Thresholds is an album that stays with you. It subtly alters the way you listen. It opens a door into a liminal space where sound becomes memory, and memory becomes atmosphere. In doing so, Andrew Anderson has created a work that is both deeply personal and universally evocative, a rare and rewarding listening experience.

Between careful composition and intuitive assembly
There is something quietly mesmerizing about the way Andrew Anderson constructs sound. With Thresholds, his second release for Elevator Bath and first vinyl LP, he deepens an already compelling practice into something more immersive, more elusive, and ultimately more affecting. This is an album that unfolds slowly, inviting the listener into a shifting interior space where memory, texture, and suggestion blur into one another.
Anderson’s work exists within the lineage of musique concrète, yet it feels distinctly his own. Built from field recordings and found sounds, Thresholds resists easy categorization. It moves between careful composition and intuitive assembly, where precise edits coexist with a kind of hazy dream logic. The result is a series of sound collages that feel both deliberate and unbound, as if each piece were discovered rather than constructed.
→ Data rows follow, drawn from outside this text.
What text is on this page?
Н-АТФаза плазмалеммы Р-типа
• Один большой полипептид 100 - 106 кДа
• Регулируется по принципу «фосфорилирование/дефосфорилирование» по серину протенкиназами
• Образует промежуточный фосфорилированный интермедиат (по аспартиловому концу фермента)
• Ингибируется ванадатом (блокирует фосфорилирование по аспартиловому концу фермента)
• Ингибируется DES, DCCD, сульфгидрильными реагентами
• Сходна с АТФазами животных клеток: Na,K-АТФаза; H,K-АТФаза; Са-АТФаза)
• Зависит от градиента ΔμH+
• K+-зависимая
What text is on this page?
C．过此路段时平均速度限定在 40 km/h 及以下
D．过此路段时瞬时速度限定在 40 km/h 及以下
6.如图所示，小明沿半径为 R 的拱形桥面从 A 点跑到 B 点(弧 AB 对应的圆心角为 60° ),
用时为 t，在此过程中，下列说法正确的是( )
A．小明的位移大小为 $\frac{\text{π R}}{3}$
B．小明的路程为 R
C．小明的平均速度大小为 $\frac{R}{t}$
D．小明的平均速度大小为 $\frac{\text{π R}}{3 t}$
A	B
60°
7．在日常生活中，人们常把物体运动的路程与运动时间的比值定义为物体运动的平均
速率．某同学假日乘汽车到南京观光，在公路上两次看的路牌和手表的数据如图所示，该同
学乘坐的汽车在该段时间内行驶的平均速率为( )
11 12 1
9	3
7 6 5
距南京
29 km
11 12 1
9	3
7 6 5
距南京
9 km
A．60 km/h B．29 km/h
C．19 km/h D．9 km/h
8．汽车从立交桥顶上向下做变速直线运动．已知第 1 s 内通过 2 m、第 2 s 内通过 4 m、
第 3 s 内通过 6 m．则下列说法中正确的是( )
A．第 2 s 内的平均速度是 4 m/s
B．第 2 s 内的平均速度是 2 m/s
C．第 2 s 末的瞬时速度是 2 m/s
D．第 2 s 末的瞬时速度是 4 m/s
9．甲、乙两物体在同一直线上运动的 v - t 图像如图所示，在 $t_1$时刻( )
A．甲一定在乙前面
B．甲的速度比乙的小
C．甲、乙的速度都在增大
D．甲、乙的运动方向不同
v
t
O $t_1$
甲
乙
From the opening moments, there is a sense of entering unfamiliar terrain. Sounds emerge without clear origin. A distant rumble might suggest an approaching storm, while the faint squeak of an object across a surface becomes something more abstract, almost tactile. Anderson allows these elements to breathe. He does not rush them into meaning. Instead, he lets them hover in ambiguity, creating a space where the listener’s imagination becomes part of the composition.
This approach is what makes Thresholds so compelling. There is no fixed narrative, yet the album feels deeply cinematic. Images begin to form in the mind, not as literal scenes, but as impressions. Leaves moving in the wind, footsteps across an aging structure, fragments of voices half remembered. These details appear and dissolve, leaving behind an emotional residue that lingers long after the sound has faded.
What stands out is Anderson’s sensitivity to texture and pacing. Sustained tones drift through the compositions like low light at dusk, while granular fragments flicker at the edges. Moments of near silence are just as important as the denser passages. They provide space for reflection, for recalibration, for listening more closely. It is an album that rewards patience, revealing new layers with each return.

Embracing imperfection and unpredictability ::
There is also a subtle tension running throughout. The press materials describe the work as disquieting, and while that is certainly true, it never feels oppressive. Instead, the unease functions as a kind of gentle friction, a reminder that not everything needs to be resolved. Anderson embraces imperfection and unpredictability, particularly in the way these pieces were shaped from live performances. You can sense the presence of the moment, the small variations and unexpected turns that give the music its organic quality.
The physical presentation of the album mirrors this care. Pressed in a limited edition of 250 copies, with mastering by Lawrence English and lacquer cut by Andreas Lubich, the vinyl format feels like a natural home for this material. It encourages a focused listening experience, one that aligns with the album’s immersive qualities.
As someone who deeply appreciates experimentation and the boundaries of sound art, Thresholds resonates on multiple levels. Anderson is not interested in spectacle or excess. His work is rooted in observation, in the careful shaping of sonic fragments into something quietly profound. He captures sensations that are often overlooked, translating them into compositions that feel intimate and expansive at once.
Thresholds is an album that stays with you. It subtly alters the way you listen. It opens a door into a liminal space where sound becomes memory, and memory becomes atmosphere. In doing so, Andrew Anderson has created a work that is both deeply personal and universally evocative, a rare and rewarding listening experience.